Do workers have a right to wear political imagery while on the job?
For now the answer seems to be no.
In August, the National Labor Relations Board filed a complaint against retailer Home Depot after the company refused to allow a worker to wear Black Lives Matter imagery while on the job.
A Minneapolis employee worker a slogan supporting BLM on his apron. The company told him that wasn't allowed. The worker refused to remove the slogan. He lost his job.
The NLRB says the home improvement chain violated the worker's rights. But last week a judge disagreed.
Home Depot's dress code prohibits employees from wearing "causes or political messages unrelated to workplace matters" on the job. Seems pretty clear cut.
The NLRB claimed protesting against racial injustice was a valid workplace issue.
But an administrative law judge ruled that's to broad of an argument, noting that BLM's message "originated, and is primarily used, to address the unjustified killings of Black individuals by law enforcement and vigilantes" and not racism in the workplace.
The decision will be appealed, so this isn't over.
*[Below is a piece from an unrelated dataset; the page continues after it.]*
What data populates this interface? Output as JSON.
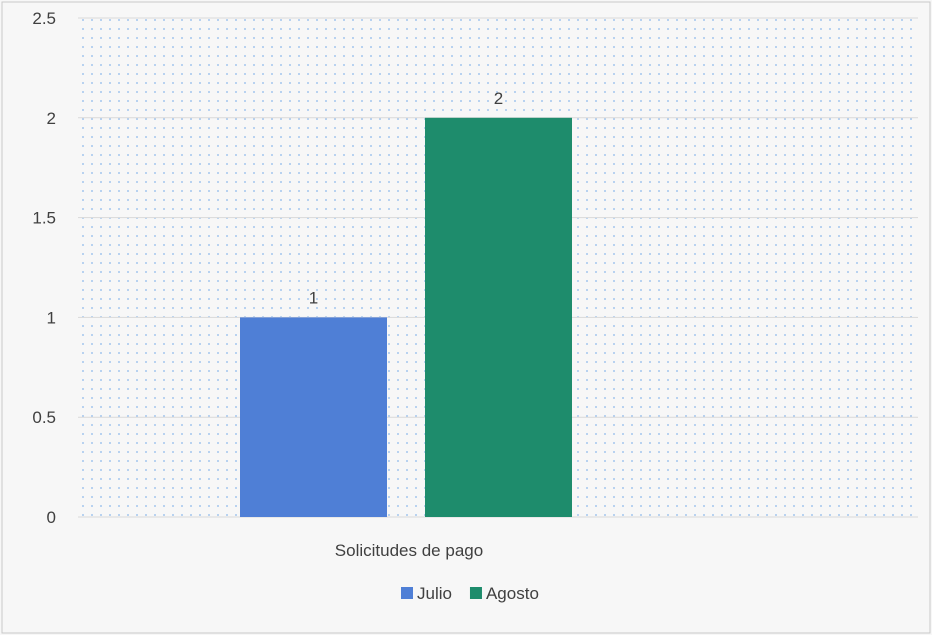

It's not unreasonbale for a business to have a dress code for workers. They are there to do a job, not promote their own political interests. So we think the judge made the right call -- provided Home Depot treats all political messages equally. If so, there is no reason to think BLM should get a pass.
If it can be proven the company allowed some political messages and excluded others, that would be a different issue.